I was getting more and more antzy as the day wore on and soon as the sun began to creep down I couldn't keep still whether it was physically or verbally. I am quite verbose and spurt out allot of explectives when I am antipating something or when I get nerveous.

Anyway, I saw it on my birthday. And what a present. I was entranced thoughout the whole screening. and I was completely quiet, the opposite of what I was outside. Daniel Day Lewis embodied everything about his character and I agree with others that you are not seeing him the actor on screen, you are seeing the character. This film is still with me after only one viewing. There are so many iconic images in the making presented on screen that, at least I, forgot I was in a theatre for the whole time. As far as the eli and his brother thing, I think it's brilliant that they didn't explain it, one iota, at least not a hit on your head explanation.

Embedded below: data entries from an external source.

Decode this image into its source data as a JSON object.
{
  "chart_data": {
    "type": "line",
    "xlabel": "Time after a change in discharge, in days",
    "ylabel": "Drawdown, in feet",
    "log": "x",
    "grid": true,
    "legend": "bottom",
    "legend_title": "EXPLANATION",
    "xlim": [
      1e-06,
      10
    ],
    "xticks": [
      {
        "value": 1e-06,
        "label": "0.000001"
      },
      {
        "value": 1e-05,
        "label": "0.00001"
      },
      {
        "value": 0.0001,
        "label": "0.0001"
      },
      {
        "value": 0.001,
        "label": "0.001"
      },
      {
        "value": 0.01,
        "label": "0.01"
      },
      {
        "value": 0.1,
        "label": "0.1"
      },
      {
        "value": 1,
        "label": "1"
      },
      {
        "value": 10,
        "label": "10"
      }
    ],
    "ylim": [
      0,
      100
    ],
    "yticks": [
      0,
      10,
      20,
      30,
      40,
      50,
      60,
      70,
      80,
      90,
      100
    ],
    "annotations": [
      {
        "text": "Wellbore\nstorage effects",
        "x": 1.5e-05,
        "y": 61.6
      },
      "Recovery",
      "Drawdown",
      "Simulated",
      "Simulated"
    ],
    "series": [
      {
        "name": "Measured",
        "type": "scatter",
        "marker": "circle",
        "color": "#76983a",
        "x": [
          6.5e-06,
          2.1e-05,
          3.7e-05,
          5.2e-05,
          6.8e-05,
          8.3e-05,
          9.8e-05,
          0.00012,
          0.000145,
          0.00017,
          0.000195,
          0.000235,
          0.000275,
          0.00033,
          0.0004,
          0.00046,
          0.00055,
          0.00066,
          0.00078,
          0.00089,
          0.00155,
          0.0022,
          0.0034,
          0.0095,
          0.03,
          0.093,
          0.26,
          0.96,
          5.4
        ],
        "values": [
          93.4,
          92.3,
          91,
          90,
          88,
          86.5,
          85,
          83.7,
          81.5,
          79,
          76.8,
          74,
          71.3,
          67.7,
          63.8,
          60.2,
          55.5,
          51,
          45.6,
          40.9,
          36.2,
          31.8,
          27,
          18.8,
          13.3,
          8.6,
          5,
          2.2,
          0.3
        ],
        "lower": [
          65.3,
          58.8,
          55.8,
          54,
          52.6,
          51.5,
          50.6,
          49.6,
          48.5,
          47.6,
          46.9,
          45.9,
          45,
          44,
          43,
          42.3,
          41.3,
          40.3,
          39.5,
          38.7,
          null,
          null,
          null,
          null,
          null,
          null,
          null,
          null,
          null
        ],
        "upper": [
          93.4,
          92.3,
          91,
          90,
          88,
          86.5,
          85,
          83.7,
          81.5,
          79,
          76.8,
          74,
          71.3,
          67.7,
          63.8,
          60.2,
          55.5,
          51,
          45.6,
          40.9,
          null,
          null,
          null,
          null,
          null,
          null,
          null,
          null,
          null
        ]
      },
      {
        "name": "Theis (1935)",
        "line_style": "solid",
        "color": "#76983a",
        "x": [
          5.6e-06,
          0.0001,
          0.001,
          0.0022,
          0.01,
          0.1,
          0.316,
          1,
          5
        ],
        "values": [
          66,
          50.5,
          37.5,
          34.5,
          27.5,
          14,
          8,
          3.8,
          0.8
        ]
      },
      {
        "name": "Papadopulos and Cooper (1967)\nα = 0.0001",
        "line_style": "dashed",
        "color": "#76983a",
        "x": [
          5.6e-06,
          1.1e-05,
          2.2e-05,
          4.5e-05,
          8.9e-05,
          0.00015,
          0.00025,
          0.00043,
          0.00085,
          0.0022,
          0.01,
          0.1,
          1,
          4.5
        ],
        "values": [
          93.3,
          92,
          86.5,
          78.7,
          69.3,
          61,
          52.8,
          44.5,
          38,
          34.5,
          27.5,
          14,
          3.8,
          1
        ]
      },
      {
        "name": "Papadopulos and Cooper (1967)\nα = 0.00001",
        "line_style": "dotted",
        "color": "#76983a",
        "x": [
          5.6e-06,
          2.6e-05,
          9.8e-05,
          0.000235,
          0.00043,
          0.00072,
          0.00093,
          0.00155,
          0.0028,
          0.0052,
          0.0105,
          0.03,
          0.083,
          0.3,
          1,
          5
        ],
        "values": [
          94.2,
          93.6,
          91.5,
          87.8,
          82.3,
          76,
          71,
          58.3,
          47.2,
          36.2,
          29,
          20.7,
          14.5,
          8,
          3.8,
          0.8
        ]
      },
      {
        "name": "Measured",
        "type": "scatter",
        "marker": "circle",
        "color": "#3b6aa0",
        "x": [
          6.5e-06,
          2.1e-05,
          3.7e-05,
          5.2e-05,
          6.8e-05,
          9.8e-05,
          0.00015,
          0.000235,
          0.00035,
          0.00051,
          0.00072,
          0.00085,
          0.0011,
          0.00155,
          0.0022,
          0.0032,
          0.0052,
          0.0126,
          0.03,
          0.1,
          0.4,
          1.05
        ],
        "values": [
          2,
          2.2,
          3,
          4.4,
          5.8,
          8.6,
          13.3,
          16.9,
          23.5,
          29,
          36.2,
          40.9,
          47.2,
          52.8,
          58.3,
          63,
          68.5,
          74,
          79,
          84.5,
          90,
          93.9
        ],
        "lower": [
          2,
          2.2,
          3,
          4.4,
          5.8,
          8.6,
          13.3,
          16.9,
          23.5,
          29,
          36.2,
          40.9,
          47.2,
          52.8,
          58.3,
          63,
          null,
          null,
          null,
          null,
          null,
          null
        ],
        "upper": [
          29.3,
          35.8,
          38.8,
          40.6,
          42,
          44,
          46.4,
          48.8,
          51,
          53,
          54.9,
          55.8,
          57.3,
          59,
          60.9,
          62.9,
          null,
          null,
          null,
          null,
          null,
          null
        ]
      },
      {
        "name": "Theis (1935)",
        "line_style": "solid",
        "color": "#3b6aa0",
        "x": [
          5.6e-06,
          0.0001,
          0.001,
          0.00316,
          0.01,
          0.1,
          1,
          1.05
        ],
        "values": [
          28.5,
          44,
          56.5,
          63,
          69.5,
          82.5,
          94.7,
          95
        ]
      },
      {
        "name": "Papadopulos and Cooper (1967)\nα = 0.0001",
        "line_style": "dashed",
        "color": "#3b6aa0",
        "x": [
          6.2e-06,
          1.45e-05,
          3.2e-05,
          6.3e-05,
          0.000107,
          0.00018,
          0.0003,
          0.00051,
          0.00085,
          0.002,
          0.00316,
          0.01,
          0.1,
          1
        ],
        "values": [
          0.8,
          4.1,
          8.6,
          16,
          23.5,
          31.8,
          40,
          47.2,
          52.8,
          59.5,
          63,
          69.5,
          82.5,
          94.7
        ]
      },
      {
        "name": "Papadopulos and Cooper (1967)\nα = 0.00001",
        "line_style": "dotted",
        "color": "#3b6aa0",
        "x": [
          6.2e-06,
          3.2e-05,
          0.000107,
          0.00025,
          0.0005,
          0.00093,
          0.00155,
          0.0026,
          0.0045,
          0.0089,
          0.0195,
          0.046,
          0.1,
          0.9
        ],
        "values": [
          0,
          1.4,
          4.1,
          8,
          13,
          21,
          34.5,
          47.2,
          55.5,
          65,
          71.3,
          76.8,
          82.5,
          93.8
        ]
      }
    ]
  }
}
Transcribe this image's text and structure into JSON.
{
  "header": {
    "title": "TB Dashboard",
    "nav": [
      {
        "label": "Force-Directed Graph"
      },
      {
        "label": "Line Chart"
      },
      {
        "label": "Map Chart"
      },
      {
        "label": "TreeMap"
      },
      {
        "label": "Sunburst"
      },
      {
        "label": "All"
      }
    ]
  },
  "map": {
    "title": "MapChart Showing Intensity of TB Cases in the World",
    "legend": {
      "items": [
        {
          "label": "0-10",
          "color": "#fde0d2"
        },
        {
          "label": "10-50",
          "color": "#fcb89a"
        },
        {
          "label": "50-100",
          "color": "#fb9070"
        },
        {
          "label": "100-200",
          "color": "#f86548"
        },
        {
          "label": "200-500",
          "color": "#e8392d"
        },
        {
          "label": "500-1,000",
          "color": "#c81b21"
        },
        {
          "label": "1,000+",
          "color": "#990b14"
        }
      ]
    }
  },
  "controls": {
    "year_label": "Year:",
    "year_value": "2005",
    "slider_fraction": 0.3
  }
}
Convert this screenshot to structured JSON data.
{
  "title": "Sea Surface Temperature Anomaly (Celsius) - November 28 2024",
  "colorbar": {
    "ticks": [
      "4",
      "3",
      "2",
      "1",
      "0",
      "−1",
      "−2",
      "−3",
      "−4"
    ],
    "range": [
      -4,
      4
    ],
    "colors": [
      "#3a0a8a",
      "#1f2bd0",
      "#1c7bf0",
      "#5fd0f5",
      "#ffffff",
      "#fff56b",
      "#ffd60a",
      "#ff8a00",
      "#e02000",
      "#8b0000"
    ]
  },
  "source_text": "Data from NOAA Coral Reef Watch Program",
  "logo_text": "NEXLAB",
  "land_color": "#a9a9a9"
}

The score is mezmorizing and for the first few moments it seems to be out of place but the deeper you get into the movie and as far as the movie goes on, it seems to work more and more.

The film as a whole works on multiple levels. Now when it officially comes out, I won't be surprised if there are news reports from Fox News and other pundits that this is liberal propaganda about the bush administration, but none of us will notice and if we do we won't care. (Insert P's Joke: "Just like Silias's reviews")

It took a few days to really explain my feelings about how much I love and in love with this film I am. It's not my favorite of his, Magnolia is, but its now my second fav. I laughed at some parts and I thought I was going to be the only one, I wasn't.
All the hype that it's getting her and on other sites is true....

Another line we could put on the marque other than "You give me enough sugar and I'll kill a man" is.....

"We put on one hellava god damn show"
The Beatles know Jesus Christ has returned to Earth and is in Los Angeles.

When you are getting fucked by the big corporations remember to use a condom.

There was a FISH in the perkalater!!!